PREDICTION OF DEBRIS LAUNCH VELOCITY OF REINFORCED CONCRETE SLAB SUBJECTED TO INTERNAL BLAST LOADING

Due to the accidental explosion of a large-scale aboveground ammunition storage magazine, the dynamic response under internal blast loading, especially the size and launch velocity of debris of reinforced concrete structures, can cause huge damage to surrounding persons and buildings. Therefore, predicting accurately the debris formation and launch velocity of RC structures has become an important issue for the safety assessment of ammunition storage magazine. In this paper, a numerical model of RC slab bolted to the cubic steel box at the four ends is established with the explosive charge placed at the centre of the chamber. The numerical model adopts a three-curve concrete strength model to account for the effect of strain rate on the concrete and reinforcement dynamic strength.

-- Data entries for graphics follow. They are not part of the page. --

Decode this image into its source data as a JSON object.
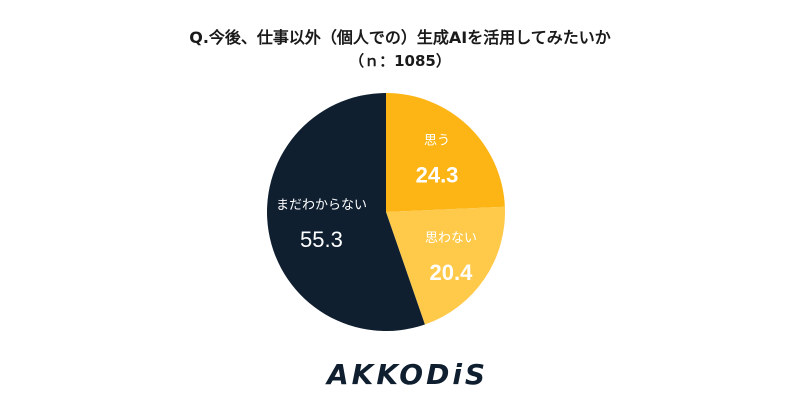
{
  "title": "Q.今後、仕事以外（個人での）生成AIを活用してみたいか",
  "subtitle": "（ｎ：1085）",
  "logo_text": "AKKODiS",
  "chart_data": {
    "type": "pie",
    "title": "Q.今後、仕事以外（個人での）生成AIを活用してみたいか",
    "subtitle": "（ｎ：1085）",
    "start": "12 o'clock, clockwise",
    "slices": [
      {
        "label": "思う",
        "value": 24.3,
        "color": "#FDB515",
        "text_color": "#ffffff"
      },
      {
        "label": "思わない",
        "value": 20.4,
        "color": "#FFC94A",
        "text_color": "#ffffff"
      },
      {
        "label": "まだわからない",
        "value": 55.3,
        "color": "#0F1F30",
        "text_color": "#ffffff"
      }
    ]
  },
  "colors": {
    "navy": "#0F1F30",
    "gold": "#FDB515",
    "light_gold": "#FFC94A"
  }
}
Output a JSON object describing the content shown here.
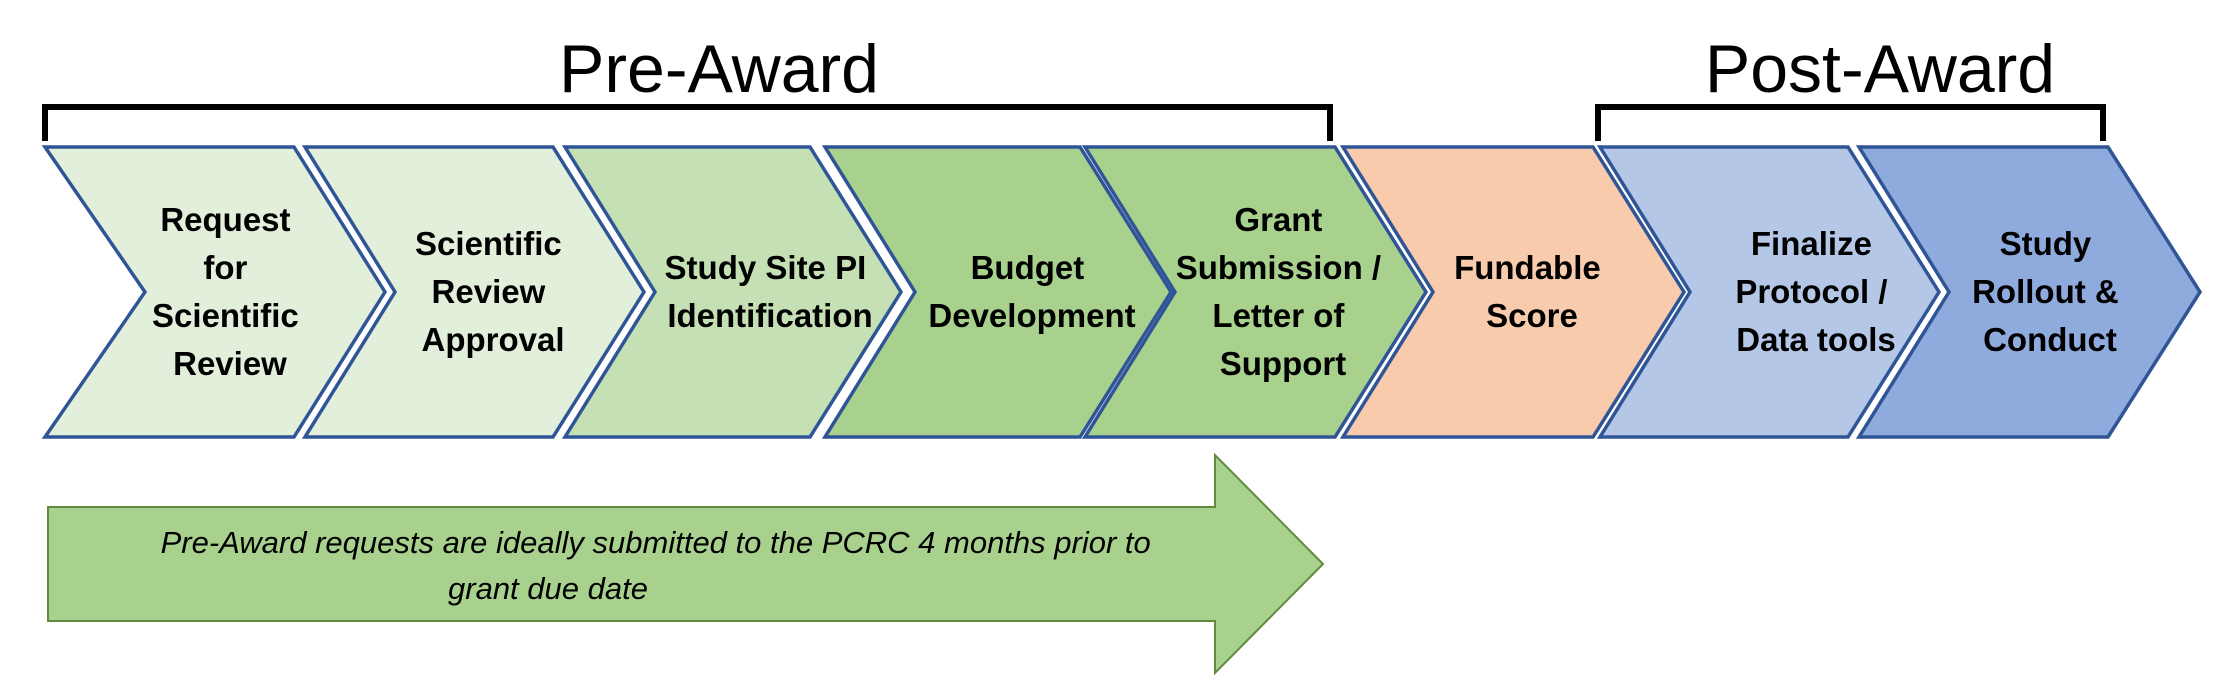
{
  "phases": [
    {
      "label": "Pre-Award"
    },
    {
      "label": "Post-Award"
    }
  ],
  "steps": [
    {
      "lines": [
        "Request",
        "for",
        "Scientific",
        "Review"
      ],
      "color": "#E2EFDA"
    },
    {
      "lines": [
        "Scientific",
        "Review",
        "Approval"
      ],
      "color": "#E2EFDA"
    },
    {
      "lines": [
        "Study Site PI",
        "Identification"
      ],
      "color": "#C5E0B4"
    },
    {
      "lines": [
        "Budget",
        "Development"
      ],
      "color": "#A9D18E"
    },
    {
      "lines": [
        "Grant",
        "Submission /",
        "Letter of",
        "Support"
      ],
      "color": "#A9D18E"
    },
    {
      "lines": [
        "Fundable",
        "Score"
      ],
      "color": "#F8CBAD"
    },
    {
      "lines": [
        "Finalize",
        "Protocol /",
        "Data tools"
      ],
      "color": "#B4C7E7"
    },
    {
      "lines": [
        "Study",
        "Rollout &",
        "Conduct"
      ],
      "color": "#8FAADC"
    }
  ],
  "outline_color": "#2F5597",
  "note": {
    "lines": [
      "Pre-Award requests are ideally submitted to the PCRC 4 months prior to",
      "grant due date"
    ],
    "color": "#A9D18E"
  }
}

The air-structure coupled interaction is also considered. With the numerical model, the whole evolving process is simulated including break-up, debris formation and launching of RC slab. The simulation results are compared with experimental results, and good agreements are observed in the launch velocity and sizes of debris. It is also found that the shock wave load is responsible for the development of damage zone in the concrete material and the subsequent debris size distribution, and the gas pressure load plays an important role in the separation of crack pattern and in the subsequent throw of the debris.